Stereocenters are reported against two RDKit oracles:
- Legacy CalcNumAtomStereoCenters: 99.98% (4998/4999). The 1 discrepancy is a polyester
where chematic correctly identifies 4 stereocenters while legacy misses 2 (confirmed by
FindPotentialStereo).
- New CIP FindPotentialStereo: 98.7% (4932/4999). The new oracle counts cage/bridgehead
atoms as potential stereocenters in 67 molecules; chematic and legacy both correctly
exclude these false positives.
How to reproduce
5. Installation & Deployment
| chematic | RDKit | |
|---|---|---|
| Python | pip install chematic |
conda install -c conda-forge rdkit |
| C/C++ compiler | Not required | Required (Boost) |
| Docker image size delta | ~4 MB | ~200 MB+ |
| GitHub Actions | Single pip line | Separate conda setup step |
| JavaScript / WASM | npm install @kent-tokyo/chematic (504 KB) |
No official package |
| Browser deployment | Yes | No |
6. Feature Comparison
| Feature | chematic | RDKit |
|---|---|---|
| pKa prediction | Built-in (15 SMARTS rules) | External tool required |
| ADMET profile (BBB, Caco-2, hERG, CYP3A4) | Built-in | External tool required |
| MCP server (AI agent integration) | 15 tools | Not available |
| LSH approximate nearest-neighbour index | Built-in | Not available |
| IUPAC name generation | Built-in (offline) | Not available |
| Browser / WASM deployment | Yes (504 KB) | No |
| ECFP4 batch speed | 5–14× faster | Baseline |
SMARTS atom map :N |
Yes | Yes |
| Retrosynthesis (template-based) | 60 retro-SMIRKS built-in | External tool |
| File formats | 20+ | 100+ |
| 3D conformer quality | Good (ETKDG rules) | Better (ML-assisted) |
| Community & publications | Growing | Established (20+ years) |
7. Batch Descriptor Computation
chematic.bulk.descriptors returns 55+ descriptors per molecule including ADMET and pKa — all in parallel.

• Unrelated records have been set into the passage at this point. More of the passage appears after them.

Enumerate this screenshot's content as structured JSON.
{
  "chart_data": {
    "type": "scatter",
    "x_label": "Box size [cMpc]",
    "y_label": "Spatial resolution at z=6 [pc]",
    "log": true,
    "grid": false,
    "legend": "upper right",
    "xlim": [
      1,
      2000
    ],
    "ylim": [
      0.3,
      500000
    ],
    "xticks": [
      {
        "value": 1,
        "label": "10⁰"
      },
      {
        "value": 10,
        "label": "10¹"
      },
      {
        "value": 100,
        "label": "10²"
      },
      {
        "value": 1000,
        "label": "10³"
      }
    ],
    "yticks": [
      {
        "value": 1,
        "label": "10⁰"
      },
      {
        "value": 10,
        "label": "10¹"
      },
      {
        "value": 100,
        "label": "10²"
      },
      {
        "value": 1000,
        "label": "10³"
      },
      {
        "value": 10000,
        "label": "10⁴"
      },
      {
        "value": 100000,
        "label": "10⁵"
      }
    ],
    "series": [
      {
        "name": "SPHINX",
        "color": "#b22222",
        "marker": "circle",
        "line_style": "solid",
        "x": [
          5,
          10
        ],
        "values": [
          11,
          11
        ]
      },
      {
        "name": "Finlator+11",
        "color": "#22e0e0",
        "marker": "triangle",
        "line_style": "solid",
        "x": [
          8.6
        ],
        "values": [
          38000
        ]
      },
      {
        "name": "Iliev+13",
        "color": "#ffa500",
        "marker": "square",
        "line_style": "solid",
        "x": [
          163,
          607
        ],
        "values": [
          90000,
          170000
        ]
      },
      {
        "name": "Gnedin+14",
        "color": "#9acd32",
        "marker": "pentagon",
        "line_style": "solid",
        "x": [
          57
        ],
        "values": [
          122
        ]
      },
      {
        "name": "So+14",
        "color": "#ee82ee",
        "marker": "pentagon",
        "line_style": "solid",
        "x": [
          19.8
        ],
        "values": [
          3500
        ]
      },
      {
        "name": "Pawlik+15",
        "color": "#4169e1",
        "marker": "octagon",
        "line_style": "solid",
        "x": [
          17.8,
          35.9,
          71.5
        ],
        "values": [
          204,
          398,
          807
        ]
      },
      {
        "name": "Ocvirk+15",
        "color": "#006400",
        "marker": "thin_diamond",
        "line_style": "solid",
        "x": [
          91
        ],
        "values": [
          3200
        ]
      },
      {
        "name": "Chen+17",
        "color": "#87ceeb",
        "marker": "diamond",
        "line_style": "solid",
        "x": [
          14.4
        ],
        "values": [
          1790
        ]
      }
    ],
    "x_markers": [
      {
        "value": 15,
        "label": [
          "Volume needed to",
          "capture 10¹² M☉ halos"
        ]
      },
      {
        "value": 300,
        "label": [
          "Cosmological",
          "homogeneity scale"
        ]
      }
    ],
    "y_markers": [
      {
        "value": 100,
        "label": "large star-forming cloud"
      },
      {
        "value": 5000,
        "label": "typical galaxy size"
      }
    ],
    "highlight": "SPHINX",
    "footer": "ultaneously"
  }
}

chematic.bulk.descriptors_array returns selected columns as numpy arrays (~25% faster for column-oriented access).
| N | chematic (bulk.descriptors) |
Descriptors per call |
|---|---|---|
| 100 | ~10 ms | 55+ (incl. pKa, ADMET) |
| 1,000 | ~50 ms | 55+ (incl. pKa, ADMET) |
import chematic
import pandas as pd
# list-of-dicts (general purpose)
df = pd.DataFrame(chematic.bulk.descriptors(smiles_list))
# columnar numpy arrays (faster for specific columns)
result = chematic.bulk.descriptors_array(smiles_list, ["mw", "logp", "tpsa", "hba"])
df = pd.DataFrame(result) # float64 / bool arrays, no per-molecule dict overhead
Compound screening
# One call bundles lipinski / veber / pains / brenk / qed / sa_score:
results = chematic.screen(smiles_list, profile="druglike")
passing = [r for r in results if r["overall_pass"]]
Large SDF files (streaming)
# iter_sdf() streams one record at a time — no full-file load:
for rec in chematic.iter_sdf("large.sdf"):
print(rec.smiles, rec.get("Activity"))
# batch pipeline:
for batch in chematic.iter_sdf_batched("large.sdf", batch_size=1000):
descs = chematic.bulk.descriptors([r.smiles for r in batch])
RDKit's rdkit.Chem.Descriptors.CalcMolDescriptors covers ~200 descriptors but does not include pKa or ADMET.